Some researchers have created workarounds to study cannabis on the streets. Bryan and others in Colorado have fashioned several vans into mobile laboratories, which they call canna-vans, to allow them to test the blood of cannabis users before and after they take the drug. The researchers have begun to expand their work to adolescents.

Volkow is working to make research on cannabis relevant to the current landscape — one rife with vaping, dabbing, edibles and other products. And Lisdahl is gearing up for the next stage of the ABCD study. Most of her cohort is now aged between 16 and 18 — the point at which she and others are expecting that some will begin using cannabis. When Lisdahl talks to the young people in her study and their parents, she worries that there’s little concrete guidance on cannabis safety — so she has to give advice on a case-by-case basis.

“I would just like to have information for the teens and for the adults to make better decisions for themselves,” Lisdahl says.
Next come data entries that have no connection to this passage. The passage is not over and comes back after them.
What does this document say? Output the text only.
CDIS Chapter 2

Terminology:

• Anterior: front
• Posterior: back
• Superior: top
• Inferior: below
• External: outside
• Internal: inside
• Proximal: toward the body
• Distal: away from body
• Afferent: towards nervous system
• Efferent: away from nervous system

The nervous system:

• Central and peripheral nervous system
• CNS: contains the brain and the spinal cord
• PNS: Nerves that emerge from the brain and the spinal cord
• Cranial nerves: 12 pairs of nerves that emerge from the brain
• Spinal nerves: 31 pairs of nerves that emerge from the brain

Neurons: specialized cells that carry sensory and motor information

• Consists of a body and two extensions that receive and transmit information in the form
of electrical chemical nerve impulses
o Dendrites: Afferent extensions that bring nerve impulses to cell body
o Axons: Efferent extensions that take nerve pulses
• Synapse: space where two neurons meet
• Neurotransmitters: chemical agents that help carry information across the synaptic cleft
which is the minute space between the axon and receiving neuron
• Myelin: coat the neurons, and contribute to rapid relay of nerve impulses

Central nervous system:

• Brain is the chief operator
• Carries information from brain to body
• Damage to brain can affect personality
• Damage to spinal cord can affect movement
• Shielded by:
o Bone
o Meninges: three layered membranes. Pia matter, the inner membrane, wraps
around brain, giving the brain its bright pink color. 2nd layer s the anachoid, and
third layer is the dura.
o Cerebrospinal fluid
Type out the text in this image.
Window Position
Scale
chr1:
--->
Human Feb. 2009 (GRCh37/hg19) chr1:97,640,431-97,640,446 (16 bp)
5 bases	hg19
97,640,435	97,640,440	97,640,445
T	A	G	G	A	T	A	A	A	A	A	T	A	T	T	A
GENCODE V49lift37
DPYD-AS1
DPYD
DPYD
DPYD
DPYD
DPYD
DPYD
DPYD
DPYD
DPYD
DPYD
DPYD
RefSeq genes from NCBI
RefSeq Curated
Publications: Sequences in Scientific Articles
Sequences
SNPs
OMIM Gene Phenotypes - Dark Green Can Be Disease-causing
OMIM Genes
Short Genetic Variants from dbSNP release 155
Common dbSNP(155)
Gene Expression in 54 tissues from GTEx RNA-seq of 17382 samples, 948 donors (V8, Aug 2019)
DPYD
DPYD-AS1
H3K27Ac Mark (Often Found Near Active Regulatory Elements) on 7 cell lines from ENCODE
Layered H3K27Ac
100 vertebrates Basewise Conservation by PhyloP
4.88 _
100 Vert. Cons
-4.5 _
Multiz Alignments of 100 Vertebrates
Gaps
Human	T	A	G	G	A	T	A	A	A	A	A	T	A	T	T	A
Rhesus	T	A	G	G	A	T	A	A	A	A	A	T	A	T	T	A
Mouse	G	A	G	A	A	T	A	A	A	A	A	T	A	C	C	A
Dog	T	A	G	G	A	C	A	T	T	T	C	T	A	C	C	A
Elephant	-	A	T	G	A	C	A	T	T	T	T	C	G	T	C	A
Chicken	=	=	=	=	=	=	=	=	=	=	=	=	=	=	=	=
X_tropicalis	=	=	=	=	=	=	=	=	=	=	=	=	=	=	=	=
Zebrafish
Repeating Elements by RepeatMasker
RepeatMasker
She also hopes to nail down how much cannabis is too much, and what contributes to the risk of developing a cannabis use disorder. This might differ from person to person, and could involve genetics and even the structure of the brain. All of this could help her in conversations with her own son. “He has lofty academic goals and I’ve seen that cannabis disrupts things like speed of thinking, complex attention and short-term memory, and it affects grades negatively.” For now, she hopes that pointing this out will make a difference, or at the very least, keep him informed of the risks.